Já explico: antes de toda a nuvem negra se abater sobre Manhattan, eu vinha dormindo mal. Isto é recorrente na minha vida. Há fases em que acordo lá pelas quatro e meia da manhã, horário em que meu cérebro tem as melhores ideias. Se eu fosse para o computador nesse momento, só escreveria bestsellers.

Comprei um calmante natural para ver se o meu sono melhorava e o comprimido foi uma porrada! Fiquei sonada ontem, anteontem, hoje... Demência, preguiça... Por isso, não pensem que eu me dopei por causa dos atentados, que não precisa chegar a tanto, tá?

Se bem que a coisa está realmente feia. Obrigada, Má, por enviar as análises brasileiras. Obrigada, Larinha e seu Carioquinha, Leila, mamãe, Dedéia, pelo carinho, pelo contato. Valeu, Marcinha, minha amiga astróloga, pela meiguice da mensagem. Você demora a aparece, mas quando aparece é sempre marcante!

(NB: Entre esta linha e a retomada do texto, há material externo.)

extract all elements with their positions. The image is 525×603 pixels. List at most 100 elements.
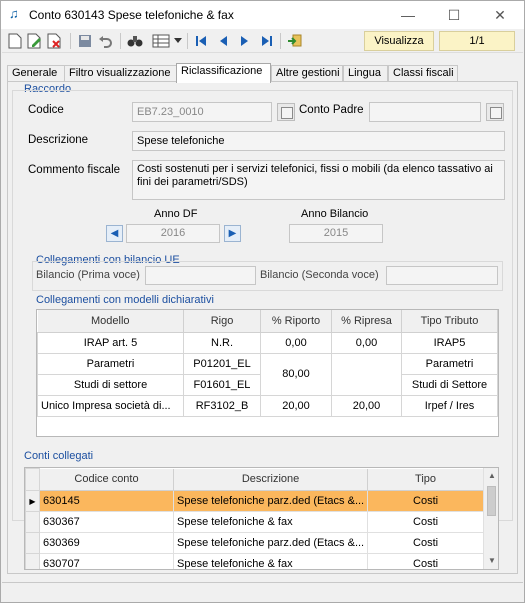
scroll-down-icon[interactable]: ▼ [484,553,498,569]
col-ripresa[interactable]: % Ripresa [331,310,402,333]
conto-padre-lookup-button[interactable] [486,103,504,121]
cell-codice-conto[interactable]: 630145 [39,490,174,512]
conti-header-row: Codice conto Descrizione Tipo [25,468,484,491]
cell-modello[interactable]: Unico Impresa società di... [37,394,184,417]
row-indicator [25,511,40,533]
cell-tipo-tributo[interactable]: Irpef / Ires [401,394,498,417]
anno-df-prev-button[interactable]: ◀ [106,225,123,242]
tab-generale[interactable]: Generale [7,65,65,82]
cell-descrizione[interactable]: Spese telefoniche & fax [172,511,369,533]
anno-bilancio-label: Anno Bilancio [301,208,369,220]
table-row[interactable]: IRAP art. 5 N.R. 0,00 0,00 IRAP5 [37,331,498,354]
chevron-down-icon[interactable] [173,32,183,50]
bilancio-seconda-field[interactable] [386,266,498,285]
col-rigo[interactable]: Rigo [183,310,261,333]
save-icon[interactable] [76,32,94,50]
tab-filtro-visualizzazione[interactable]: Filtro visualizzazione [64,65,177,82]
bilancio-prima-field[interactable] [145,266,256,285]
edit-document-icon[interactable] [26,32,44,50]
minimize-button[interactable]: — [385,3,431,27]
next-record-icon[interactable] [236,32,254,50]
cell-tipo-tributo[interactable]: Studi di Settore [401,373,498,396]
anno-df-next-button[interactable]: ▶ [224,225,241,242]
cell-riporto[interactable]: 20,00 [260,394,332,417]
table-row[interactable]: 630367 Spese telefoniche & fax Costi [25,511,484,533]
cell-ripresa[interactable]: 0,00 [331,331,402,354]
table-row[interactable]: Unico Impresa società di... RF3102_B 20,… [37,394,498,417]
toolbar-separator [70,33,71,49]
codice-field[interactable]: EB7.23_0010 [132,102,272,122]
anno-df-label: Anno DF [154,208,198,220]
cell-rigo[interactable]: N.R. [183,331,261,354]
row-indicator-header [25,468,40,491]
cell-codice-conto[interactable]: 630367 [39,511,174,533]
commento-fiscale-label: Commento fiscale [28,164,121,176]
table-row[interactable]: 630707 Spese telefoniche & fax Costi [25,553,484,569]
cell-riporto[interactable]: 0,00 [260,331,332,354]
grid-view-icon[interactable] [150,32,172,50]
col-tipo-tributo[interactable]: Tipo Tributo [401,310,498,333]
undo-icon[interactable] [96,32,114,50]
tab-riclassificazione[interactable]: Riclassificazione [176,63,271,83]
table-row[interactable]: 630369 Spese telefoniche parz.ded (Etacs… [25,532,484,554]
cell-descrizione[interactable]: Spese telefoniche parz.ded (Etacs &... [172,490,369,512]
conti-scrollbar[interactable]: ▲ ▼ [483,468,498,569]
first-record-icon[interactable] [192,32,210,50]
tab-altre-gestioni[interactable]: Altre gestioni [271,65,343,82]
cell-ripresa[interactable] [331,352,402,396]
cell-modello[interactable]: IRAP art. 5 [37,331,184,354]
maximize-button[interactable]: ☐ [431,3,477,27]
close-button[interactable]: ✕ [477,3,523,27]
toolbar: Visualizza 1/1 [2,29,523,53]
codice-label: Codice [28,104,64,116]
col-codice-conto[interactable]: Codice conto [39,468,174,491]
cell-codice-conto[interactable]: 630369 [39,532,174,554]
cell-rigo[interactable]: RF3102_B [183,394,261,417]
cell-ripresa[interactable]: 20,00 [331,394,402,417]
commento-fiscale-field[interactable]: Costi sostenuti per i servizi telefonici… [132,160,505,200]
cell-modello[interactable]: Parametri [37,352,184,375]
toolbar-separator [120,33,121,49]
cell-riporto[interactable]: 80,00 [260,352,332,396]
title-bar: ♫ Conto 630143 Spese telefoniche & fax —… [1,1,524,29]
cell-tipo[interactable]: Costi [367,532,484,554]
row-selected-indicator-icon: ▶ [25,490,40,512]
delete-document-icon[interactable] [46,32,64,50]
cell-rigo[interactable]: P01201_EL [183,352,261,375]
scroll-thumb[interactable] [487,486,496,516]
cell-tipo[interactable]: Costi [367,553,484,569]
cell-modello[interactable]: Studi di settore [37,373,184,396]
row-indicator [25,553,40,569]
last-record-icon[interactable] [258,32,276,50]
col-tipo[interactable]: Tipo [367,468,484,491]
cell-tipo-tributo[interactable]: IRAP5 [401,331,498,354]
conto-padre-field[interactable] [369,102,481,122]
export-icon[interactable] [286,32,304,50]
cell-tipo-tributo[interactable]: Parametri [401,352,498,375]
table-row-selected[interactable]: ▶ 630145 Spese telefoniche parz.ded (Eta… [25,490,484,512]
cell-codice-conto[interactable]: 630707 [39,553,174,569]
col-modello[interactable]: Modello [37,310,184,333]
music-note-icon: ♫ [9,6,19,21]
previous-record-icon[interactable] [214,32,232,50]
col-descrizione[interactable]: Descrizione [173,468,369,491]
codice-lookup-button[interactable] [277,103,295,121]
anno-bilancio-field[interactable]: 2015 [289,224,383,243]
cell-tipo[interactable]: Costi [367,490,484,512]
bilancio-seconda-label: Bilancio (Seconda voce) [260,269,379,281]
new-document-icon[interactable] [6,32,24,50]
table-row[interactable]: Parametri P01201_EL 80,00 Parametri [37,352,498,396]
scroll-up-icon[interactable]: ▲ [484,468,498,484]
tab-classi-fiscali[interactable]: Classi fiscali [388,65,458,82]
conti-collegati-table: Codice conto Descrizione Tipo ▶ 630145 S… [24,467,499,570]
cell-descrizione[interactable]: Spese telefoniche & fax [172,553,369,569]
anno-df-field[interactable]: 2016 [126,224,220,243]
col-riporto[interactable]: % Riporto [260,310,332,333]
descrizione-field[interactable]: Spese telefoniche [132,131,505,151]
cell-tipo[interactable]: Costi [367,511,484,533]
binoculars-icon[interactable] [126,32,144,50]
conti-collegati-title: Conti collegati [24,450,94,462]
cell-descrizione[interactable]: Spese telefoniche parz.ded (Etacs &... [172,532,369,554]
tab-lingua[interactable]: Lingua [343,65,388,82]
cell-rigo[interactable]: F01601_EL [183,373,261,396]
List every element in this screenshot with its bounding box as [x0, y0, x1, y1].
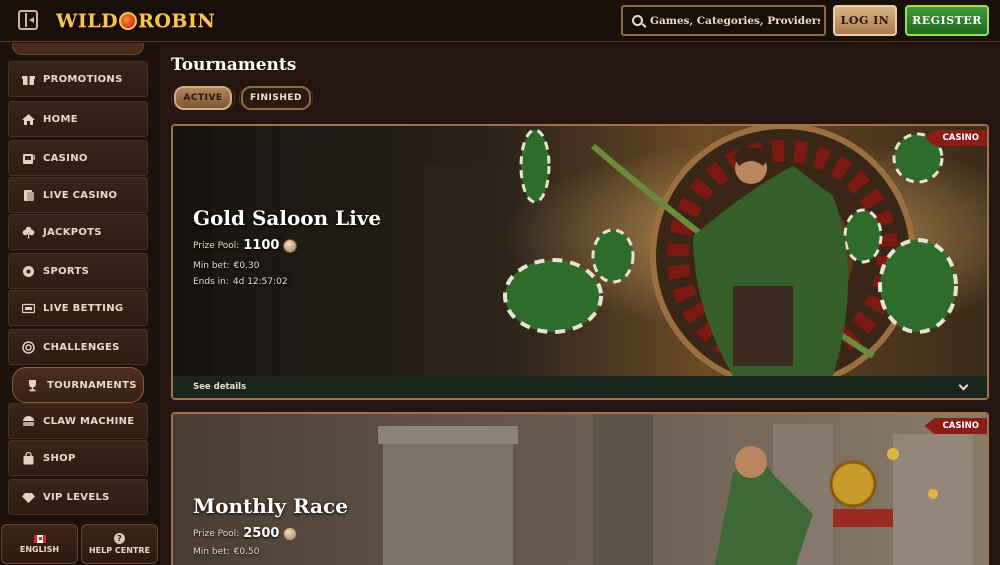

As tevês aqui não param com a cobertura da tragédia. Os jornais estampam as fotos horrizantes e horrizadas, além dos sentimentos de vingança, revanche que tanto me assustam. Os americanos caíram do cavalo e não vão deixar o tombo barato, é lógico. Esta sempre foi a minha preocupação, desde o princípio dessa ficção científica sem hora para acabar...

Também concordo que a xenofobia vai aumentar bastante, principalmente em relação aos habitantes do Oriente Médio. Os ianques sempre foram amantes da guerra e vão adorar ter uma desculpa para destroçar algum lugar por ali... Já tem gente dando depoimento do tipo: "Eu fui ao Vietnã, mas o que vi hoje, nos destroços do World Trade Center, é muito pior!"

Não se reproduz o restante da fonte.